Me gusta el invierno, aborrezco el verano y aborrezco a los turistas de playa. Aborrezco a la gente que habla a gritos. Aborrezco a esa gente que entra en un restaurante donde están vacías todas las mesas y se sientan precisamente en la que está junto a la nuestra. Aborrezco a los que, mientras me están contando algo, repiten cada dos minutos: “No sé si me entiendes”, de la misma manera aborrezco a los que acompañan sus palabras dándonos golpecitos en el pecho, en el estómago o en el brazo. Aborrezco a los que cuando sale en la pantalla del cine la torre Eiffel, le dicen a su mujer: “Mira, París”.
Esto puede parecer irreal, onírico, pero envidio a los pobres, no a los pobres que padecen hambre y no consiguen o no pueden mantener una familia, amo a los pobres vocacionales, a los que han dado la espalda a la sociedad, envidio su libertad, su haber sabido descolgarse de la burocracia, de las cuentas bancarias, de los créditos y los préstamos.
Supongo que no debe ser agradable dormir los inviernos tapado con una vieja manta en el hueco de un portal, pero creo que no debe ser mucho más agradable despertarse rico, con la constante preocupación por el dinero a conseguir para invertirlo en comprar el afecto, la amistad y hasta el amor.
En uno de los muchos viajes que hice en barco desde Buenos Aires a Barcelona, viajaba un millonario brasileño, hablaba de lo importante que es tener una gran fortuna. Cuando el barco pasaba junto a la isla Fernando de Noronha, el millonario brasileño dijo:
—Con dinero se puede comprar todo. Si yo quisiera me compraba esa isla.

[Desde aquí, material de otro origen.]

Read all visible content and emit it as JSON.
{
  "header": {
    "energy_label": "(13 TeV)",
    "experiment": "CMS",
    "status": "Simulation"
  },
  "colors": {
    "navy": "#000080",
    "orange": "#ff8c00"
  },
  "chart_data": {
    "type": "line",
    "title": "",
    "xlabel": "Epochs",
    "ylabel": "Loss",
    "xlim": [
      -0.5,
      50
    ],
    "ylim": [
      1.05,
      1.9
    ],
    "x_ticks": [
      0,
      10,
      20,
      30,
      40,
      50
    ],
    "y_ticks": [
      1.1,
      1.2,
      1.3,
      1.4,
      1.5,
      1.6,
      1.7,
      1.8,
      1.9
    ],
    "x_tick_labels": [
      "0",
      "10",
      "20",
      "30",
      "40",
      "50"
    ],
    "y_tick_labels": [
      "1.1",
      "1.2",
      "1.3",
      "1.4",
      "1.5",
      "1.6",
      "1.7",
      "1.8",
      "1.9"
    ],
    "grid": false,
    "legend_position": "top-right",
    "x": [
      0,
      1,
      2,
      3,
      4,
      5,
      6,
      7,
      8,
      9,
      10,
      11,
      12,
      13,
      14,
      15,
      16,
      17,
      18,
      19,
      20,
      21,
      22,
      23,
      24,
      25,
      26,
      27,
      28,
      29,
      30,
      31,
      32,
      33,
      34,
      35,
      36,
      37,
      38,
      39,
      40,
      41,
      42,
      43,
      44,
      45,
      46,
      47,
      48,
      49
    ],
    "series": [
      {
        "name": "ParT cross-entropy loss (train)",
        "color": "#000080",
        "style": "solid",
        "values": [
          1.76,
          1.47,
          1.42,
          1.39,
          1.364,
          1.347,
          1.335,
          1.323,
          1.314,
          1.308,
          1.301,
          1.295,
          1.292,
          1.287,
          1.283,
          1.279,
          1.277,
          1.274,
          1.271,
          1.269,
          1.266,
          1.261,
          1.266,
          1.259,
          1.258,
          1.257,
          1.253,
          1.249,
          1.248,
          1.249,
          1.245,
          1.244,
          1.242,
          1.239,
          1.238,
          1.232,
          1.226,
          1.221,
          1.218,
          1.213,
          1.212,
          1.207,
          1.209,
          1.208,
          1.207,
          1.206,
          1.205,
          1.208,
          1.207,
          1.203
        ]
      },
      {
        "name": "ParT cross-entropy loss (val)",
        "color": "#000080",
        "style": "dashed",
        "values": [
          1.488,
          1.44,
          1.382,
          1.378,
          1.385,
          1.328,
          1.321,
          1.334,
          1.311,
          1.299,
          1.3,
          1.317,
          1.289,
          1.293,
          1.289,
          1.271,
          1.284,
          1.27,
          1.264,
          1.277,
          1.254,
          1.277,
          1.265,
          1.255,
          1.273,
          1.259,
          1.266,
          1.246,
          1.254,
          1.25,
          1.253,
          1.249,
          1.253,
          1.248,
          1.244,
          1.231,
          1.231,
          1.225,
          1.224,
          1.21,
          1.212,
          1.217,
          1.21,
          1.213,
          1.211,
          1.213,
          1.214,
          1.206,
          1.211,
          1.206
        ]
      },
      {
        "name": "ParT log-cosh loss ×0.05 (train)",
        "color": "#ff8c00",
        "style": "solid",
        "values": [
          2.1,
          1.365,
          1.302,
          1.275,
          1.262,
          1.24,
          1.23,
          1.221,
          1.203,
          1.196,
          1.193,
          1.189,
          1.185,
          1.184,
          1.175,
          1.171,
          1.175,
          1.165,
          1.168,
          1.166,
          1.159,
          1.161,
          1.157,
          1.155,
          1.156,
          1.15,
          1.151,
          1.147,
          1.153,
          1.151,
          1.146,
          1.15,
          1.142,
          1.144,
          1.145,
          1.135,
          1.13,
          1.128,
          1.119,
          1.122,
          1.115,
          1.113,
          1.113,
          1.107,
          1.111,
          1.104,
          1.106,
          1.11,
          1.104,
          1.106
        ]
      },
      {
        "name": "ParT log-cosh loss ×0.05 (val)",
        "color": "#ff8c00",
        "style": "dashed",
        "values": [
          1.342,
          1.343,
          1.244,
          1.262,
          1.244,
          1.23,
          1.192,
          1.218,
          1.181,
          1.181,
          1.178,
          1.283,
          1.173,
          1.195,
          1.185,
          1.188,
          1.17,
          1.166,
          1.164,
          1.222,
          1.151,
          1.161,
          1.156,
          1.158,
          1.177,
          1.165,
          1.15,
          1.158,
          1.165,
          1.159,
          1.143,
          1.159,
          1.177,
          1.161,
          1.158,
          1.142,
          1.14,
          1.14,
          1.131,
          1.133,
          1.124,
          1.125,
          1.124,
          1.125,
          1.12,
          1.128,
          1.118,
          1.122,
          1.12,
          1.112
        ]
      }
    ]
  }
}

Y un hombre de pelo cano que escuchaba al millonario, dijo:
—No lo crea. Yo también tengo mucho dinero. Cuando se casó mi hija, le quise comprar la Quinta Sinfonía de Beethoven y lo único que le pude comprar fue un long play.
Aborrezco ese trapo de colores conocido con el nombre de corbata. Amo el calzado y la ropa cómoda.
Hay muchísimas cosas más que amo y aborrezco, pero si tuviera que citar todas no terminaría jamás. Lo dejo en éstas que he mencionado y que creo son suficientes para definir, de alguna manera, mi modo de pensar.
A Manuela Reyes y Antonio Gila, que me criaron, me educaron y que murieron antes de que pudiera pagarles lo que hicieron por mí.